Now I want to start thinking. T. S. Eliot comes to mind:
I said to my soul, be still, and wait without hope
For hope would be hope for the wrong thing; wait without love
For love would be love of the wrong thing; there is yet faith
But the faith and the love and the hope are all in the waiting.
Wait without thought, for you are not ready for thought:
So the darkness shall be the light, and the stillness the dancing.
And Wittgenstein:
Of what we cannot speak, we must rest in silence.
And Rumi:
Be silent as a compass, the King has erased your name from the book of speech.
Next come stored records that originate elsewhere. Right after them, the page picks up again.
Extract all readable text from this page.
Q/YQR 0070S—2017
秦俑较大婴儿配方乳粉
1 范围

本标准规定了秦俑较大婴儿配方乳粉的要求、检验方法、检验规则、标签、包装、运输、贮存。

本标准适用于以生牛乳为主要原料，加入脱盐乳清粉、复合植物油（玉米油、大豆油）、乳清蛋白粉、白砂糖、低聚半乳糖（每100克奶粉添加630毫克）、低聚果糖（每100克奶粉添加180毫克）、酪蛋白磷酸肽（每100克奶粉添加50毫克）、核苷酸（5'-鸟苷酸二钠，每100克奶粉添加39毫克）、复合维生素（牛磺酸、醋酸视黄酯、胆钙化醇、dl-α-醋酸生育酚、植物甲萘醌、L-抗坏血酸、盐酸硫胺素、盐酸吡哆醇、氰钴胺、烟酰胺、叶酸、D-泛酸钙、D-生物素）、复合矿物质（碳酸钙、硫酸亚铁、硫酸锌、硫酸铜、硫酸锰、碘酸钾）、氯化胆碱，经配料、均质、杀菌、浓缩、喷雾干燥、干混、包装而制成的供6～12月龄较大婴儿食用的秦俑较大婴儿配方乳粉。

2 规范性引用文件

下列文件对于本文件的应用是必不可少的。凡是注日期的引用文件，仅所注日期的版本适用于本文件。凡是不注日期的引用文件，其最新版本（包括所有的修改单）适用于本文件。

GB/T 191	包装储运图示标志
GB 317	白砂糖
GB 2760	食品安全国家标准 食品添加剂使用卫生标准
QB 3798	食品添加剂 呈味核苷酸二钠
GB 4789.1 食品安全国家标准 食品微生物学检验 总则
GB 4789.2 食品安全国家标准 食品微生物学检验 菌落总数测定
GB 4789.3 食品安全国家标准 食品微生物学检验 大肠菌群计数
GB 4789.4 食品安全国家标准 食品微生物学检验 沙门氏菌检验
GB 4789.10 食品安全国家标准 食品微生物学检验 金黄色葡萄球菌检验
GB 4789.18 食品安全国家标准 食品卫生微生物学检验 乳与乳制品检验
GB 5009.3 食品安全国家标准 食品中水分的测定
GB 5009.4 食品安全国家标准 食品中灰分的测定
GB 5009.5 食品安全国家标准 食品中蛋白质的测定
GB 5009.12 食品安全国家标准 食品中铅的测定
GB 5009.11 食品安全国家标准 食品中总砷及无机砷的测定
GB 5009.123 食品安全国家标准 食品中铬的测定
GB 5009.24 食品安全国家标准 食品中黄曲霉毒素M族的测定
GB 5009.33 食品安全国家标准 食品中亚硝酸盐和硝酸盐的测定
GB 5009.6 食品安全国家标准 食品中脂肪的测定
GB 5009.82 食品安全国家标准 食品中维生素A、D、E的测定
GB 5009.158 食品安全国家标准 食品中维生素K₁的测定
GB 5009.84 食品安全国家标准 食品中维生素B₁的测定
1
And a host of others. Suddenly, it is not very silent in here, but all these teachers and masters are talking about silence. One more teaching I recall encourages me:
It says in the sutras that buddha nature pervades all beings. But this does not mean that there is some thing which is buddha nature. Rather, when all the confusion of samsara is cleared away, what remains is buddha nature.
So, I return to the silence.
In the end, there is little more to do, but it is such a struggle to be able to do just this. Why? Largely, I feel, it is a matter of trust, trust in whatever it is that we are. In the Shangpa tradition, there is this teaching:
So close we cannot see it.
So simple we cannot believe it.
So profound we cannot fathom it.
So fine we cannot accept it.
The vast array of methods and techniques which comprise Buddhism, particularly the Tibetan tradition, are all to help us come to know simply what we are, buddha, awake and aware. Time and time again, we are told that we are buddha, that the buddha qualities are present now, but that we just don’t know it. The problem, for many of us, is that this knowing is not a form of knowing that we are used to. We need tools and methods to dismantle the emotional blocks, the habitual patterns, the worries, concerns, expectations, and hopes that keep us from trusting and knowing what we are.
Through consistent effort, we can come to the point that we can “hear” that silence all the time. This is the groundless nature of being. And this form of knowing is not something intellectual or conceptual. It takes effort to keep that silence in our hearing, and constant attention. Attention, attention, the key to practice, so many teachers have said. It’s true. When we come to know, even a little, this truly miraculous and open nature of our being, we begin to appreciate the jewels and riches in these very simple instructions that come down to us through our teachers.